For 2018, the new state of Ohio income tax deduction allows contributions up to $4,000 per beneficiary, per year, to be deducted from your taxable income as a resident of Ohio. Contributions over $4,000 can be carried forward to future tax years until fully deducted. Here are two examples of how the unlimited carry forward can be used. An Ohio taxpayer contributes $4,000 to two 529 accounts for each of her two children, for a total of $8,000. She could deduct a total of $8,000 from her Ohio taxable income for the year. Or, if an Ohio taxpayer contributed $8,000 to a CollegeAdvantage Direct Plan Account for one child in one year, he could deduct $4,000 from his Ohio taxable income during the current year, and also the next year. Don’t forget to keep copies of your bank statements and/or cashed checks as this is needed for your State of Ohio tax deduction.

Encourage others to give the gift of a higher education

It’s the holiday season and your loved ones want to give meaningful gifts. Talk to them about giving a gift of a higher education for your child by contributing to your 529 college savings plan. There are a variety of ways for others to make gift contributions to an existing account. And, gift givers who are Ohio taxpayers may deduct such gift contributions from their own taxable income.
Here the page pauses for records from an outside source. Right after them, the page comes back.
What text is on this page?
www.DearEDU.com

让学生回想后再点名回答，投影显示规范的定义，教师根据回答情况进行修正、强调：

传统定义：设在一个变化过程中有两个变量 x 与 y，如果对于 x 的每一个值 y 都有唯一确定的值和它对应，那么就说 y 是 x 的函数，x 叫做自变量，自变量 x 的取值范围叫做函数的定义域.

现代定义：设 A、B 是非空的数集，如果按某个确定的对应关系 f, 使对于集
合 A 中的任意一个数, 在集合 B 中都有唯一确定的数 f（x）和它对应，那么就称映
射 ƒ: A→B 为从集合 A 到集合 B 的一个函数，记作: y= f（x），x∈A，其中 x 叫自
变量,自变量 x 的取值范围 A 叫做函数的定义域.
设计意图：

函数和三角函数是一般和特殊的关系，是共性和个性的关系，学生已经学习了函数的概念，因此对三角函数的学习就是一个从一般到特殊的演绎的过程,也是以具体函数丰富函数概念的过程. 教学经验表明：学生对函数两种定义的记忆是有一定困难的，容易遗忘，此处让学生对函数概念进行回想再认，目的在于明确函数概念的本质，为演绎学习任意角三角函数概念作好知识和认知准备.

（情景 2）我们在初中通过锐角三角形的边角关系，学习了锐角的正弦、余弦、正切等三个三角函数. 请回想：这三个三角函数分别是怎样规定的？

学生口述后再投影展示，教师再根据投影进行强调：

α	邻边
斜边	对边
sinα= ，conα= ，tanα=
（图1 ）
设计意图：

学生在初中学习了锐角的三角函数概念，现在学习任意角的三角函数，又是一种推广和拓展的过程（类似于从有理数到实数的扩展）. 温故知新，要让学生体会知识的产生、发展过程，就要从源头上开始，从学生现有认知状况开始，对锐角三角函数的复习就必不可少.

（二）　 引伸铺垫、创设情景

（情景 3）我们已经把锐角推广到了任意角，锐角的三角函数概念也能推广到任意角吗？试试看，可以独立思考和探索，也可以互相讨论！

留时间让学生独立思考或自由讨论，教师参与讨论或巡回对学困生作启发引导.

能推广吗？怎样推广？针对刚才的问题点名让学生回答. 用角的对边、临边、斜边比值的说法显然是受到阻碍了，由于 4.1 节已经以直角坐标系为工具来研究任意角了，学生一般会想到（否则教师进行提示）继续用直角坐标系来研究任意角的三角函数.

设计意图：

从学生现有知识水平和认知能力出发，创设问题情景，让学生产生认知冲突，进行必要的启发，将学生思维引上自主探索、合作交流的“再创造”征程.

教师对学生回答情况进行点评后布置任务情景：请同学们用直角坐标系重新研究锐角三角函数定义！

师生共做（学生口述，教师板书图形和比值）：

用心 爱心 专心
Family and friends can even order greeting cards to share when they’ve made a gift for birthdays, graduations, or the holidays. Please allow 3-5 business days for shipping of greeting cards. If you need something sooner, gift announcements are available to download and include with any holiday or end-of-year contributions.

Review your investment options

The end of the year is also a good time to review the investment options you’ve selected for your child’s 529 account.

As you’re checking your college savings strategies, you may find that the investment options you selected for your child when they were a newborn might need to be adjusted now that they’re older. Ohio’s 529 Plan has guidance for many of your child’s life stages, from baby-toddler, kindergarten-elementary school, middle school, high school, college, and after college. If you would like to make some portfolio adjustments, you can make changes to your investment twice per calendar year. So you complete any investment changes before Dec. 31, you’ll still be able to make two additional changes in 2019, if needed.

Make that end-of-year withdrawal request or plan for a request in January

If there are qualified higher education expenses you would like to cover in 2018, please make your withdrawal when subsequent payment soon. Withdrawn funds should be used for qualified expenses incurred in the same year.  Here’s more information on how to prepare to make a withdrawal and college payments.

If you’re planning to make an end-of-year contribution to withdraw funds in early 2018, keep in mind that funds must be in the account for at least 7 business days prior to any distribution. 

Please remember that online and paper contributions must be received by Ohio’s 529 Plan, CollegeAdvantage, in good order before 4 p.m. ET Monday, Dec. 31, in order to be recorded as occurring in 2018.

So as you’re wrapping up the gifts and your 2018 to-do list, check that you’re receiving all the tax benefits with each gift of a higher education that you contribute to your Ohio 529 account.

Someday, your child is going off to college. Someday starts with Ohio’s 529 Plan, CollegeAdvantage.